Supplementary Materials
New findings on the cells within TME of GC via single-cell technologies. Tc17s derived from tissue-resident memory T cell populations and can subsequently differentiate into CD8+ Tex cells, and Tc17s may promote tumor progression through IL-17, IL22, and IL26 signaling. In addition, Tc17s isolated from gastric tumor can stimulate tumor cells to produce CXCL12, which recruited MDSCs to suppress CD8+ T cells. iCAFs interacted with CD8+ T cells by secreting IL-6 and CXCL12, while POSTN+ eCAFs showed an increased chemotaxis ability by attracting M2 macrophages indicating a worse overall survival for GC patients. CXCR7+ fibroblasts by secreting CLDN11 may promote GC proliferation and PM, and CXCR7+ fibroblasts were significantly related to M2 macrophages infiltration in tissues. The interaction between SPP1+ TAMs and CD8+ Tex cells was essential in the immunosuppressive microenvironment in LM of GC through interaction of GDF15-TGFBR2 axis. Meanwhile, SPP1+ TAMs may be involved in tumor angiogenesis via interacting with adjacent CAFEndMT, which was regarded as the initial step of angiogenesis. A new finding about immunosuppressive macrophages transition from CTShigh to C1Qhigh TAMs in ascites from patients with PM of GC contributed to developing potential TAM-targeted immunotherapies.

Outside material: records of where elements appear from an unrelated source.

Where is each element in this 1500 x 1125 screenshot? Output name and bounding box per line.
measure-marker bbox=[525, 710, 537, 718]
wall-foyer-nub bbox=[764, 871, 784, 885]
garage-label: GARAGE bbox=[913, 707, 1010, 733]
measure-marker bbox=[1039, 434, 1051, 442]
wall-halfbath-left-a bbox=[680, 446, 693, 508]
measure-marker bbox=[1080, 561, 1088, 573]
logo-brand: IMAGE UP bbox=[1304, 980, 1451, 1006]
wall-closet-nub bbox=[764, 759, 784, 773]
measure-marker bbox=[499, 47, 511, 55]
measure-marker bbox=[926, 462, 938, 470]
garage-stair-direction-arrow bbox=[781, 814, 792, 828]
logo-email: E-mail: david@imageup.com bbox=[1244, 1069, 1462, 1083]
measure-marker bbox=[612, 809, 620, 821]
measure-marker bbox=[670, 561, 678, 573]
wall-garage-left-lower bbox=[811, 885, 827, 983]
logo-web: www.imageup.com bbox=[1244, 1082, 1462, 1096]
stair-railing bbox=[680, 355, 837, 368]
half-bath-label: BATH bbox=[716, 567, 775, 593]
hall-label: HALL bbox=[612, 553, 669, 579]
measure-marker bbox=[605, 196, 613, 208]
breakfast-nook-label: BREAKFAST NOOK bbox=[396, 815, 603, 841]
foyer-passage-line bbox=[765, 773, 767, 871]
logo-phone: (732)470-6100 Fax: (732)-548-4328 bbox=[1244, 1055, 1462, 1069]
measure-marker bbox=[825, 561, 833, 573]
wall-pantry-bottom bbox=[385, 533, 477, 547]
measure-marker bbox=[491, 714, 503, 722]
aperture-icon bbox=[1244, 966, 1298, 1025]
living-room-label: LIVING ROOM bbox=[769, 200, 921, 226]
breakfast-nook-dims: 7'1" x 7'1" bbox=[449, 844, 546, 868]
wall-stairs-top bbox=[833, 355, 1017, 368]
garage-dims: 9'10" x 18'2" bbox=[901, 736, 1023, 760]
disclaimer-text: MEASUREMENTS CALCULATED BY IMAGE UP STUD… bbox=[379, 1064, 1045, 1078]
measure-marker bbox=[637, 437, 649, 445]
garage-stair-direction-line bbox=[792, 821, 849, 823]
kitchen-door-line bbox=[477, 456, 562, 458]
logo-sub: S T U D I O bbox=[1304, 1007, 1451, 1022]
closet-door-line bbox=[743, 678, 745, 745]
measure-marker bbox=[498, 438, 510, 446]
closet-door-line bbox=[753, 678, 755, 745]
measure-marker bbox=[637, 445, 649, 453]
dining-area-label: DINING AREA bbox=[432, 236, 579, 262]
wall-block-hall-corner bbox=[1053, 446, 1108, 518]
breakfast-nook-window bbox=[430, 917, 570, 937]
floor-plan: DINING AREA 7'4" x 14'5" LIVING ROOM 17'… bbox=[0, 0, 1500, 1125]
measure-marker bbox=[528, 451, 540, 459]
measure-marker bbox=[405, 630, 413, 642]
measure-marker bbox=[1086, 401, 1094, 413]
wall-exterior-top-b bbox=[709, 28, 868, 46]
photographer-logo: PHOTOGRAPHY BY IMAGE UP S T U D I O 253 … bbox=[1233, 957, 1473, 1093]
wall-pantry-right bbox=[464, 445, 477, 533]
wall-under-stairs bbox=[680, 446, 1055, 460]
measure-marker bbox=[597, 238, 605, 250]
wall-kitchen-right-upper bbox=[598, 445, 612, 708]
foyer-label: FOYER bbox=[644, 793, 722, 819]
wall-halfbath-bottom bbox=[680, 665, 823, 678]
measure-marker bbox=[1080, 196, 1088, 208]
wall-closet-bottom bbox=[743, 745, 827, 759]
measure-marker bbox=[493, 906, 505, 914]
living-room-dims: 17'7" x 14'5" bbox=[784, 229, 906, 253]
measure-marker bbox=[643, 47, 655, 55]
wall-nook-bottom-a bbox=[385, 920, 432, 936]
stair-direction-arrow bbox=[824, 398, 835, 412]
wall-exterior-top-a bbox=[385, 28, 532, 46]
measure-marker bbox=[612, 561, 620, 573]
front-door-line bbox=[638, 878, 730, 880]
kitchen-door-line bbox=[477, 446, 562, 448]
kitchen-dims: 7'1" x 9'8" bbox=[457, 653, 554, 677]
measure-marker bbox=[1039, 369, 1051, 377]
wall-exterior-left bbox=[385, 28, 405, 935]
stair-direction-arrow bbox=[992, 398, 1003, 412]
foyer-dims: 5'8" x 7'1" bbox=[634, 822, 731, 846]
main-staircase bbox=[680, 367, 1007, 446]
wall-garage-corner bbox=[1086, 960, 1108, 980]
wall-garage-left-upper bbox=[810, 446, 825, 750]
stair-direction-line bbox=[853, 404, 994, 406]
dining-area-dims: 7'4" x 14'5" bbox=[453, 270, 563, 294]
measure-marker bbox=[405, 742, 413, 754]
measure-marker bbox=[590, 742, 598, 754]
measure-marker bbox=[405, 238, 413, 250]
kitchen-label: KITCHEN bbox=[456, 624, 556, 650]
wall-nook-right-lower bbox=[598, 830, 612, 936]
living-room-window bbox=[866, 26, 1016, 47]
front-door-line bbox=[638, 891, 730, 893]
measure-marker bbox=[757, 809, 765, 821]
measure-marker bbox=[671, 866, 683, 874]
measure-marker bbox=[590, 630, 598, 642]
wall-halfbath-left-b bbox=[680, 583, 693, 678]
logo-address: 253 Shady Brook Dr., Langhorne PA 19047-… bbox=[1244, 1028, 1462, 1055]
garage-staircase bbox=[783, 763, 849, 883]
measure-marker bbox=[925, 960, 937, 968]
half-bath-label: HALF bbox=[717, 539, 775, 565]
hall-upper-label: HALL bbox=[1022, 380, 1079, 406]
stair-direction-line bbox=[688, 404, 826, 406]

CXCR4+ B cells, CD4+ Tregs, CD4+ Tconv cells may also lead to the immunosuppressive microenvironment in GC. Otherwise, ACKR1 specifically expressed in GC endothelial cells correlating with poor prognosis. TME, tumor microenvironment; GC, gastric cancer; Tc17, IL-17+ CD8+ T cell; Tex, exhausted T cell; IL, interleukin; CXCL, C-X-C motif chemokine ligand; MDSC, myeloid-derived suppressor cell; iCAF, inflammatory CAF; POSTN, periostin; eCAF, extracellular matrix CAF; CXCR, C-X-C motif chemokine receptor; PM, peritoneal metastasis; TAM, tumor-associated macrophage; LM, liver metastasis; CAFEndMT, endothelial-to-mesenchymal CAF; CTShigh, cathepsinhigh; C1Qhigh, complement 1qhigh; Treg, regulatory T cell; Tconv, conventional T cell; GITR, glucocorticoid-induced tumor necrosis factor receptor; IFN-γ, interferon gamma; ACKR1, atypical chemokine receptor 1 (TIF 14941 kb)
Data Availability Statement
No datasets were generated or analyzed during the current study.